Keep still, stare back at her, and stay upright, I tell myself.
“What are you doing?” she hisses, stepping in closer. Her hot breath assaults me, but I don’t flinch.
“I’ve followed your every order since I arrived at this—place. Now, you’re—what? Transferring me?” I lift my chin and take in a sharp inhale. “You’ve taken an oath to support the SS, but you’re still Polish, like me. You know what’s happening here. You’ve sold yourself for extra bread, for a larger space to sleep. And for what? Power?” I take another breath, my heart pounding like a fist against my ribs. “You don’t have to tell me where I’m going. I already know. But why don’t you look me in the eyes and tell me…tell me you’re sending me to my death.”
She watches me, her lips sneering into a hateful smile. But she doesn’t know I see something beneath it—a hint of who she used to be, and the realization of the choice she still has. “You’ve worked so hard and no one has done anything to repay you for your efforts,” she scoffs. “You poor thing. Let me see if I can fix that for you.”
THIRTY-NINE
ELLA
For two hours, I’ve stood in this short row, scolding myself for speaking out against Francine.
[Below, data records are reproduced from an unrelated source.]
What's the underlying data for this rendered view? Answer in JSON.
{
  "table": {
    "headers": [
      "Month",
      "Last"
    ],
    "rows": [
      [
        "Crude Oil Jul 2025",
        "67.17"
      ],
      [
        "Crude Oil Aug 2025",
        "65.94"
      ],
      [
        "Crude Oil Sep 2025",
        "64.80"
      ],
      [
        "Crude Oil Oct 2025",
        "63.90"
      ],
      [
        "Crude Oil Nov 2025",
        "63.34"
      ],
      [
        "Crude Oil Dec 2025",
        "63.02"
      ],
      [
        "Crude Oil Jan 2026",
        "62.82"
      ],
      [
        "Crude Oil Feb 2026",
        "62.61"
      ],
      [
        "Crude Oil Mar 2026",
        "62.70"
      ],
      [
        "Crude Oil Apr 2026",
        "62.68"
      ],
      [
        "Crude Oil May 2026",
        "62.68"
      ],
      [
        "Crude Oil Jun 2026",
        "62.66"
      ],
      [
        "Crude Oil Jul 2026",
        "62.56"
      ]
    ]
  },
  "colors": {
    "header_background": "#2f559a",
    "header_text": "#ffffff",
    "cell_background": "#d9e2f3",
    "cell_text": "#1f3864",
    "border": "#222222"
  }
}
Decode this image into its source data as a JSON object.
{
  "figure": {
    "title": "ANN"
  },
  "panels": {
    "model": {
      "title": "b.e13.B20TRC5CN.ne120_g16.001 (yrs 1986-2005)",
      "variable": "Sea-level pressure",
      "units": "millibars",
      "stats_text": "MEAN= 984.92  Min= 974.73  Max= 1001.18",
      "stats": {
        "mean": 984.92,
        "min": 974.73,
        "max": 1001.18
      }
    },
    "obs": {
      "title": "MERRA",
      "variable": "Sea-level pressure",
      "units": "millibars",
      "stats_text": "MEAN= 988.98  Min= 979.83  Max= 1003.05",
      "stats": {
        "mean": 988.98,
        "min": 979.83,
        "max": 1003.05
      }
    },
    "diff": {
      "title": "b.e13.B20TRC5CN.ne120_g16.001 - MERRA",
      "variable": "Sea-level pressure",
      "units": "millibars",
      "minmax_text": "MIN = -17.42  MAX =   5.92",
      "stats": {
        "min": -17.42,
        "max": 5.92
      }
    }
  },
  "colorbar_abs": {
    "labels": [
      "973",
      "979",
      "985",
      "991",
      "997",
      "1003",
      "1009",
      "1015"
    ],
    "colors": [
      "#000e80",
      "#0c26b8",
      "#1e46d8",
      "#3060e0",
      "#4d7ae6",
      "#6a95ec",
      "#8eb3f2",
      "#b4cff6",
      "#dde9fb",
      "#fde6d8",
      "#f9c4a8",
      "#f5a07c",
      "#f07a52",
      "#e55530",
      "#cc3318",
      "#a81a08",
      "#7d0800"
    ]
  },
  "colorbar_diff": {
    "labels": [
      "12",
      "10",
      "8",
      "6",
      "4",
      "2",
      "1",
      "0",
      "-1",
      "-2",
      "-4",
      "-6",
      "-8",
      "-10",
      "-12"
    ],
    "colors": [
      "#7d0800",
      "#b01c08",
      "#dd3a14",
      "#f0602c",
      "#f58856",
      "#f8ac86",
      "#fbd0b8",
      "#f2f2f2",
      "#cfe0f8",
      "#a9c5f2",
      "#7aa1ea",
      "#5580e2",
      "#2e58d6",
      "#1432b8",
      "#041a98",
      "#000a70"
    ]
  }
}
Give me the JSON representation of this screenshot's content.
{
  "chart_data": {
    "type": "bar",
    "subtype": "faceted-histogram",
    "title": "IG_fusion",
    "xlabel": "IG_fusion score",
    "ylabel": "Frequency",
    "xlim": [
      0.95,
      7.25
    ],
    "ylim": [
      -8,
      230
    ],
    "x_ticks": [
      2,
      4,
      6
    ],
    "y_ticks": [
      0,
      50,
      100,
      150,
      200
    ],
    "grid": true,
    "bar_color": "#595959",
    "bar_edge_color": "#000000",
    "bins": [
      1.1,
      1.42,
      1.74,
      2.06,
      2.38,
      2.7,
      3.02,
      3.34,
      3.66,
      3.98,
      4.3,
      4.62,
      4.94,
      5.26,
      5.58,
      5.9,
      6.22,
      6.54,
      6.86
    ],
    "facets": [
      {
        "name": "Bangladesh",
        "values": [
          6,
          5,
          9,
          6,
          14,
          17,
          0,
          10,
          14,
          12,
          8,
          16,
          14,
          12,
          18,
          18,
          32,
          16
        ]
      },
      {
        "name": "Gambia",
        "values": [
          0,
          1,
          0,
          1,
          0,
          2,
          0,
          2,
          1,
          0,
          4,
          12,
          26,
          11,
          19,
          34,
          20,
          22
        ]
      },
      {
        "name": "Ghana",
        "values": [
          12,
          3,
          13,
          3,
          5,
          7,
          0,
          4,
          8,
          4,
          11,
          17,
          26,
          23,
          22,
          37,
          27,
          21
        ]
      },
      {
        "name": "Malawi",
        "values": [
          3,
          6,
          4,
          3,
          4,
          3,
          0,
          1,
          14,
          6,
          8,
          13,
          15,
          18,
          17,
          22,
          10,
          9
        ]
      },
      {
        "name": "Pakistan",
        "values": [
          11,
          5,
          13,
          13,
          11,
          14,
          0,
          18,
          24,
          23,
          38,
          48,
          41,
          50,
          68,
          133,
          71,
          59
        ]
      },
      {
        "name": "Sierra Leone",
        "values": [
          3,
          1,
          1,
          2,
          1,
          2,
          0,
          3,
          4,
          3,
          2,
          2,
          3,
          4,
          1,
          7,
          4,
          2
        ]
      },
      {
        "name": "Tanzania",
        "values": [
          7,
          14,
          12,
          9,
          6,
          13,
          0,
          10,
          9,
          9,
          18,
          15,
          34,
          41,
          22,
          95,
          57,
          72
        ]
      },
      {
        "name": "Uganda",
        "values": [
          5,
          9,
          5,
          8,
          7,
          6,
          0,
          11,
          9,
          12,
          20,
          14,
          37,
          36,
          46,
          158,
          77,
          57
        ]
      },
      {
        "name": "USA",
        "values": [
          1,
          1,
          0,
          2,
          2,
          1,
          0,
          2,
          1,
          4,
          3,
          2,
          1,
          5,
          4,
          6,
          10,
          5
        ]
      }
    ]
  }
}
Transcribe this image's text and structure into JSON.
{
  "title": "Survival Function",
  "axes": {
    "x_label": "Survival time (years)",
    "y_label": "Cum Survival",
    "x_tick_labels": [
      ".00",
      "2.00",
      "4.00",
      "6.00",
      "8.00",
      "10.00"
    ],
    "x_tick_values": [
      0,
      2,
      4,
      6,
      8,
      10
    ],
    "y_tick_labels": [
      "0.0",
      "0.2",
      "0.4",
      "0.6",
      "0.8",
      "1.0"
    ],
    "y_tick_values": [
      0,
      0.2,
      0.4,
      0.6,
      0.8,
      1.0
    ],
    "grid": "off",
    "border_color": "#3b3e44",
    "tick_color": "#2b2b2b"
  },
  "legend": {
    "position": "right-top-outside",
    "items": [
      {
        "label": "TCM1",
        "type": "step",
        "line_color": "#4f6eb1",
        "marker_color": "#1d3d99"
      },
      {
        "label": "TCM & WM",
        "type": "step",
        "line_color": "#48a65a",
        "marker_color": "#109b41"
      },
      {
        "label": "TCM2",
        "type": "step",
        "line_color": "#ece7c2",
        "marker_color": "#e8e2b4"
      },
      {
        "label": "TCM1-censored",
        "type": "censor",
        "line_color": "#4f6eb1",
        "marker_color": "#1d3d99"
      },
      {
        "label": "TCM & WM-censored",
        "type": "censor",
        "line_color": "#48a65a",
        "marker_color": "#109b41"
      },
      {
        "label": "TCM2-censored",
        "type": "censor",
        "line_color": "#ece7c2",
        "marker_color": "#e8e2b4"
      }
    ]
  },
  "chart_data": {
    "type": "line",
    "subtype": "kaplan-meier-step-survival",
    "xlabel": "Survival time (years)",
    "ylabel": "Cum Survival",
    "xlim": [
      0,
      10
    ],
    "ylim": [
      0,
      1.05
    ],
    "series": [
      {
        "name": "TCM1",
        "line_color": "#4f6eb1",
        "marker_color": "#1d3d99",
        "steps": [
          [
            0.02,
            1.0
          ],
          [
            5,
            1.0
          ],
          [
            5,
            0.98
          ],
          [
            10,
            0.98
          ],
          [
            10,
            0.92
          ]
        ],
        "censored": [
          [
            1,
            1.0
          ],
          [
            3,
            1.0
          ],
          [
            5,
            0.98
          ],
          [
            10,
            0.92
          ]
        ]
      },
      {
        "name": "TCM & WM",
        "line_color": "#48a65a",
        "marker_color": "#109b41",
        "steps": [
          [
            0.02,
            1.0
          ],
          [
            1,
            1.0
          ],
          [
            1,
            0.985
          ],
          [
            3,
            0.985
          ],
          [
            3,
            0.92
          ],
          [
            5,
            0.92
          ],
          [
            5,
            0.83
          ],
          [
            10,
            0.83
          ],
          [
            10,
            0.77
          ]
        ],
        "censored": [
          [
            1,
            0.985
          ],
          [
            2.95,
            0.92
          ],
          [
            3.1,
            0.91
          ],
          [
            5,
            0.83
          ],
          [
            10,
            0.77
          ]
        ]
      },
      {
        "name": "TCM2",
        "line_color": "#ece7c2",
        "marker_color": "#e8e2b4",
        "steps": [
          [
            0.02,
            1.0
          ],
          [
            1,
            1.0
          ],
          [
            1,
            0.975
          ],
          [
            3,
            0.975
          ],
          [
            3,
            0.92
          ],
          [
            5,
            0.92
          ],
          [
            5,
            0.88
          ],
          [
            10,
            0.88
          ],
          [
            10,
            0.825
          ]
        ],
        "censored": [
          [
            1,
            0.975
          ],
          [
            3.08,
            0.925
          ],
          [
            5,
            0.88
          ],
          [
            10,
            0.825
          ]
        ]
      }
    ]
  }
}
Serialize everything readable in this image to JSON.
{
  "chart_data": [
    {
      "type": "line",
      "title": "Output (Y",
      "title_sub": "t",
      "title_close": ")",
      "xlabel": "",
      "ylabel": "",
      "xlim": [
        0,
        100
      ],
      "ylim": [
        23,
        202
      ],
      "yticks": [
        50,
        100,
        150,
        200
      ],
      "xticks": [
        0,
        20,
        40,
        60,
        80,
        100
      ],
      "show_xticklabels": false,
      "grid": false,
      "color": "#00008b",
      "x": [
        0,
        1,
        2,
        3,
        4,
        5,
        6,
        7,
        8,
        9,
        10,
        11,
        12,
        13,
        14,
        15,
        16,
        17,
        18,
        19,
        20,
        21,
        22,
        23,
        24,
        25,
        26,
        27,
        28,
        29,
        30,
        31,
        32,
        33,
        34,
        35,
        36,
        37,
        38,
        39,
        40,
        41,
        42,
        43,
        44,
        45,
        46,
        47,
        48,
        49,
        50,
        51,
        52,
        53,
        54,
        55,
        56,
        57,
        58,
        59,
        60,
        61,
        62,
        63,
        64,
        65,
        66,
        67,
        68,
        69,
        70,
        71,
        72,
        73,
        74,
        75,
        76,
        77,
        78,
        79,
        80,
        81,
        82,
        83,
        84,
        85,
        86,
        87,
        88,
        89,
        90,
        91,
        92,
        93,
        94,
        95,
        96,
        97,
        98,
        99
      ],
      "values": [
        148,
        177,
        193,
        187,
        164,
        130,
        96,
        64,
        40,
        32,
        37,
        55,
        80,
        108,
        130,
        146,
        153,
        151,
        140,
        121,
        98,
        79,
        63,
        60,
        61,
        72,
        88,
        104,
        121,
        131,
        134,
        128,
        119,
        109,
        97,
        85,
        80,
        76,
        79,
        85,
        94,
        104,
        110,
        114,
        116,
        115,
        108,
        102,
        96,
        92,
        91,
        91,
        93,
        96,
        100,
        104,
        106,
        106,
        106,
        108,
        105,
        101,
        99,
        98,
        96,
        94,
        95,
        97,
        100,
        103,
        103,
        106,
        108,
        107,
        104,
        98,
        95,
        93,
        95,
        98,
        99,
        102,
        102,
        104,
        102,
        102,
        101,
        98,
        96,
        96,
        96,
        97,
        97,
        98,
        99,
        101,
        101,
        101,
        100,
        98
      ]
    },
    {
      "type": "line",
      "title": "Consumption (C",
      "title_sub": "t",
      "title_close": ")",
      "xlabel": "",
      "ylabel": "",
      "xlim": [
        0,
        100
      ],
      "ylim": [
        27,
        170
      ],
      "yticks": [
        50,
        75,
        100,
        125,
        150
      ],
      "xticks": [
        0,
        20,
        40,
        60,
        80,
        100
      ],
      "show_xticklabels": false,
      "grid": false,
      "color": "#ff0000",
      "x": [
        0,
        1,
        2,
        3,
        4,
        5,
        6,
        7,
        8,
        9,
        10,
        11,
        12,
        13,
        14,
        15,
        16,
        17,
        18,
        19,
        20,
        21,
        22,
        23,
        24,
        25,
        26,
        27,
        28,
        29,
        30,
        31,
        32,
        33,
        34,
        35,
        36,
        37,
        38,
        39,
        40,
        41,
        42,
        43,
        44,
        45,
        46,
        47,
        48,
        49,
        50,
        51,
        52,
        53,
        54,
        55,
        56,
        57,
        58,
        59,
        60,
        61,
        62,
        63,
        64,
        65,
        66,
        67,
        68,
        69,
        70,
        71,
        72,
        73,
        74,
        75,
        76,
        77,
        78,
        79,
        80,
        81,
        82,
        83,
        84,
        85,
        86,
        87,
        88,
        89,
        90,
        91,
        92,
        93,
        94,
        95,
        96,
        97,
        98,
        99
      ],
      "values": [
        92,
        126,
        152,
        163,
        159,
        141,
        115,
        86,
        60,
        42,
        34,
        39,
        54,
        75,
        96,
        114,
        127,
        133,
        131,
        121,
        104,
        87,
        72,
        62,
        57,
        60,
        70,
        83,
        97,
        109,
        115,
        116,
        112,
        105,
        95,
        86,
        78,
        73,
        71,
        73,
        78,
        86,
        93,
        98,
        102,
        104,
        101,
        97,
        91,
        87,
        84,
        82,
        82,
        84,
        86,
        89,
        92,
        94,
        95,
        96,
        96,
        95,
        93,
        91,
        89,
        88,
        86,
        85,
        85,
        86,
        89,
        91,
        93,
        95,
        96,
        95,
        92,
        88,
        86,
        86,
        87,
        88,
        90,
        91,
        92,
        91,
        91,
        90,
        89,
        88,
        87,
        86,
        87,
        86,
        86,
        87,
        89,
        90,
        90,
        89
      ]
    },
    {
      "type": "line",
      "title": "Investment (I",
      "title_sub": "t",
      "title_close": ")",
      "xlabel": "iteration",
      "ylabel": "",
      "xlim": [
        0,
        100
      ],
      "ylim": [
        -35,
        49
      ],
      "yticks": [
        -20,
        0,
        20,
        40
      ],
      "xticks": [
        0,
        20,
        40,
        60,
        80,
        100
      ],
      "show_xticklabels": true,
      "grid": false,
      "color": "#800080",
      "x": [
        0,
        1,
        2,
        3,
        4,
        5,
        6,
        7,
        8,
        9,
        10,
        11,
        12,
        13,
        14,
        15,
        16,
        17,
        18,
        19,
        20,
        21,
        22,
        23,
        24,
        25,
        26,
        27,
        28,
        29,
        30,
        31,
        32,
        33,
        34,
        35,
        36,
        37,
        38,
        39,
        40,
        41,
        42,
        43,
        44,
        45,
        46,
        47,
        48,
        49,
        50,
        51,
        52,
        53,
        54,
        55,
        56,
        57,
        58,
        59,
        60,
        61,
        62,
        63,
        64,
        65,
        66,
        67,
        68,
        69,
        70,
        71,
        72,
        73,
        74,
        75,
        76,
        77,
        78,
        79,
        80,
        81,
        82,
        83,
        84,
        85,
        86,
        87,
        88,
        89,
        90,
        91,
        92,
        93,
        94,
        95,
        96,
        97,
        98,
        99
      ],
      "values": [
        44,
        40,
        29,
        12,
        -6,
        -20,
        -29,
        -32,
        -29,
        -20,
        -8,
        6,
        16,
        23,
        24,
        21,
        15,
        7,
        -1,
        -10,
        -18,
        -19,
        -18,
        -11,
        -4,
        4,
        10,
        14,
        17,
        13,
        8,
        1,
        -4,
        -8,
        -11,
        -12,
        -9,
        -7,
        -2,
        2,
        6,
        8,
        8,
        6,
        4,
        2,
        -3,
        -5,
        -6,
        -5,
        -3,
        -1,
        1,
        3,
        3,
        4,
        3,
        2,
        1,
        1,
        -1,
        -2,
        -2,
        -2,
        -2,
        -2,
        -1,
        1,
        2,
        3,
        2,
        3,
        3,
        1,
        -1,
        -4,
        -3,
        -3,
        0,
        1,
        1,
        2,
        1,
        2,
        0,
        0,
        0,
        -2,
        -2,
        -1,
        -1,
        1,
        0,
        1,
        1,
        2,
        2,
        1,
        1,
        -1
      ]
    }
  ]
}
I know better. I’ve seen what she’s capable of and how she turns people over to the SS. My outburst punished not just me, but the others still standing here, waiting.
My legs tremble and my body has never felt so heavy. I don’t know how much longer I can keep standing.
Francine might have made us stand here anyway, but kapos pass by us as if we’re invisible. Everyone else has been sent elsewhere.
“I’m sorry,” I whisper again to the women beside me. They know they’re still standing here because of me.
“I wish I had the courage to say what you did,” one murmurs.
“Me too,” another follows.
It wasn’t courage. It was desperation, anger, and grief.
For years, my purpose has been clear—find Luka, help him, hold on to him. Now, I fear I’m too late. And without that purpose, I’m left with a single choice—grasp for false hope or let go.
A young kapo steps in front of us, her eyes narrowing in on me. Where is Francine? I’m not sure I should be grateful she’s gone.